Often, startups are highly resource-constrained and need to pay close attention to how funds are allocated to get to profitability. While a full information security program (handling all security best practices) is an important step in maturing your company or product, it is not the first step you should take.

Most startups can’t afford to just spend money on “all the things” for security—it is a bottomless pit of expense. The security expense needs to be scaled to the size of your business, and the amount of risk you have. So, how much and what kind of information security does a startup need?

To take on established players using only venture capital or sweat equity and grit, a startup must be ruthlessly efficient, spending only on that which will bring the business to profitability sooner. So, a startup must strategically focus only on what is essential for that specific business and work toward taking on the remaining security best practices as the company grows and matures.

How vulnerable are you?

At one extreme, a kid’s lemonade stand is all-cash and has no network connectivity, and so is not vulnerable to cyber threats at all. At the other end of the spectrum are internet startups, which are very vulnerable; their only products are the digital content that they provide to their users, and they store their customers’ information online.

Most businesses will be somewhere in the middle, with important cloud-based accounting and purchasing software for managing physical supplies for the stuff they make or sell.
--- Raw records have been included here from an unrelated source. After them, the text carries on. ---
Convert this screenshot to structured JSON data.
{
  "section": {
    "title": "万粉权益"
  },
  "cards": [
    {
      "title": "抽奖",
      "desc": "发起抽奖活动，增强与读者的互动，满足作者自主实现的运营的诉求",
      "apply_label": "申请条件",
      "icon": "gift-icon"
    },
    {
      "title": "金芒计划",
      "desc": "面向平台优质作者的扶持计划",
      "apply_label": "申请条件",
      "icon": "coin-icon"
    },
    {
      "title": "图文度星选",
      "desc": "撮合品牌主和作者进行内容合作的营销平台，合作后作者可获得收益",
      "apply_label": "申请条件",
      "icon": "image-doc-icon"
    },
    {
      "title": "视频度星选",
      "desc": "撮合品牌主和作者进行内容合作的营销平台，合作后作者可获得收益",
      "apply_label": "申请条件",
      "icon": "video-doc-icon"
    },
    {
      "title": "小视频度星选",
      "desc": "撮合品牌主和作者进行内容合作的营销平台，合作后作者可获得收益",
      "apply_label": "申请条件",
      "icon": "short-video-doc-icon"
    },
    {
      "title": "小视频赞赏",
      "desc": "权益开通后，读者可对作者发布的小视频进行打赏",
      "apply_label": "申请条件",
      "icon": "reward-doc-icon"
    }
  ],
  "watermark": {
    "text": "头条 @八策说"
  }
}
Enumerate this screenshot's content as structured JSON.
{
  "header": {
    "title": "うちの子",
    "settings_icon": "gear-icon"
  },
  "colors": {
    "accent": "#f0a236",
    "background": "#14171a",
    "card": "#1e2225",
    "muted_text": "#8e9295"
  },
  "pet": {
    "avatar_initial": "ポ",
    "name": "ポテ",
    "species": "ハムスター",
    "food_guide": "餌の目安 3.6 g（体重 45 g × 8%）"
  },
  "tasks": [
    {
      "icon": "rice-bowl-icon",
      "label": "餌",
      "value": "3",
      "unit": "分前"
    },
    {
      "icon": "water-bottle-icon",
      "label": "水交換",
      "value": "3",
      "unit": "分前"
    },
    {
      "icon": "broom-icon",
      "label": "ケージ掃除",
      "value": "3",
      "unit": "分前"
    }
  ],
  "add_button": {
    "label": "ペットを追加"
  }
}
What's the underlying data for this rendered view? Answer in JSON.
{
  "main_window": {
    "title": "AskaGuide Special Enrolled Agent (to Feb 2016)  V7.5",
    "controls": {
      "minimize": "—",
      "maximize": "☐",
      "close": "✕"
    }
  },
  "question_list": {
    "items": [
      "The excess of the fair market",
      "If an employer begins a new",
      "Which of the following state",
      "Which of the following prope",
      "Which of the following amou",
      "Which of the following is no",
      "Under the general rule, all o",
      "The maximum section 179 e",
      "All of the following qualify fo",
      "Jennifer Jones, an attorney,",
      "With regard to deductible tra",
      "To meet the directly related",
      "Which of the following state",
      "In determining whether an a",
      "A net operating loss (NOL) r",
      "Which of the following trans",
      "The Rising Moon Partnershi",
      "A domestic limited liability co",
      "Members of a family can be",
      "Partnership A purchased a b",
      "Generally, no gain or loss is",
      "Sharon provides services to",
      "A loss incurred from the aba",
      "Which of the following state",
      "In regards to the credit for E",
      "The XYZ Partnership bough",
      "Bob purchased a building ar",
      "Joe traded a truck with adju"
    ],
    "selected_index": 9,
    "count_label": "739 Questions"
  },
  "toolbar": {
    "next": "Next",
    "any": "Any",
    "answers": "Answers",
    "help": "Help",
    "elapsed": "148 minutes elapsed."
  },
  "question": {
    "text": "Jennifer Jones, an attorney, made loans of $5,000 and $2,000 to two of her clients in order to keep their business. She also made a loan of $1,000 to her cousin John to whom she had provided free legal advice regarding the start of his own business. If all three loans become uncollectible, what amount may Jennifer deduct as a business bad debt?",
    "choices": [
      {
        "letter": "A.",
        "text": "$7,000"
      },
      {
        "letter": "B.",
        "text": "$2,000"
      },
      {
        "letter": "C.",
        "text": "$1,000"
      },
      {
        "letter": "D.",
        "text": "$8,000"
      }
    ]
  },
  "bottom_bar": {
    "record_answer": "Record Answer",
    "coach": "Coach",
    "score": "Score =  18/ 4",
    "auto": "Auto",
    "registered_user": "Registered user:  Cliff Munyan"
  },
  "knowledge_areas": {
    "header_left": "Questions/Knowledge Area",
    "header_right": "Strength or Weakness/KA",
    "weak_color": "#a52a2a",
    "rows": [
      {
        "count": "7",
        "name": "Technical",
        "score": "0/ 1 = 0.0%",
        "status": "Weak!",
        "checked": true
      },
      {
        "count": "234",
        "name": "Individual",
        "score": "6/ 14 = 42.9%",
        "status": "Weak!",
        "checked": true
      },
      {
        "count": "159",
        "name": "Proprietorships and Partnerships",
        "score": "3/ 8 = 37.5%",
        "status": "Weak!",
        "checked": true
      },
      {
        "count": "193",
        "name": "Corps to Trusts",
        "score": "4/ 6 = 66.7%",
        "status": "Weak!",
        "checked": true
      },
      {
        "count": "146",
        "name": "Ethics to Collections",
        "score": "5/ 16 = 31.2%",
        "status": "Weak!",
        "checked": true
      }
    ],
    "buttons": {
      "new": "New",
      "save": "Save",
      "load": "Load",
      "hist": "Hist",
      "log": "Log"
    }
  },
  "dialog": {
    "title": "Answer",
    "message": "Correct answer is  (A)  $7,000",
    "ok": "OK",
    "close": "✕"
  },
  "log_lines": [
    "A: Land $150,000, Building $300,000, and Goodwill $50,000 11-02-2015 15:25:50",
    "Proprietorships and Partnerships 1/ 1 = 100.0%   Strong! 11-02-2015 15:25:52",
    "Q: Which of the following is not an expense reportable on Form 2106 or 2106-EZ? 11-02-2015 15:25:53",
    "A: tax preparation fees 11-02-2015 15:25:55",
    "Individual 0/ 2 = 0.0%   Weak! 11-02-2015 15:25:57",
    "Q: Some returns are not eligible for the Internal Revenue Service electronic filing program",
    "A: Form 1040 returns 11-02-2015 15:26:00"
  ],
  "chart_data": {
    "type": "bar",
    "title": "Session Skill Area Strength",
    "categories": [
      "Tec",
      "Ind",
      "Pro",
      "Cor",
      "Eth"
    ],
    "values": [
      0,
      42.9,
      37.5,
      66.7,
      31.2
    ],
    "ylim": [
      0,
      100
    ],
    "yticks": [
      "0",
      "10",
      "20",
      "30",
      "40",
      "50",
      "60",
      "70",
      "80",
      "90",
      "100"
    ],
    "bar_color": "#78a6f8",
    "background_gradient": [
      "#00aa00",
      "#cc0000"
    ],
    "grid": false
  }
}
Your startup probably uses online banking. Consider a small retail store, which might earn $10,000 a month, turning over $200,000 in goods. Small businesses such as this one that run on a 5 percent margin can have running balances and lines of credit that are far larger than annual revenue.

However, hackers don’t care that your business runs on a 5 percent margin and most of that money in your accounts is ultimately owed to your suppliers. If they can gain access to your accounts, they would be very happy to steal all of your float, leaving your business not just broke, but devastatingly in debt. So even if you are not specifically an internet business, you are exposed to internet threats.

How do they get you?

For non-internet companies, the cyber attackers seek to take control of your workstations (PCs, Macs, tablets, phones), your online accounts, or both, because one leads to the other.

Once they have control of the virtual “you,” then they can do anything you can do, including transferring funds or ordering goods that they can have shipped to an arbitrary address at your expense.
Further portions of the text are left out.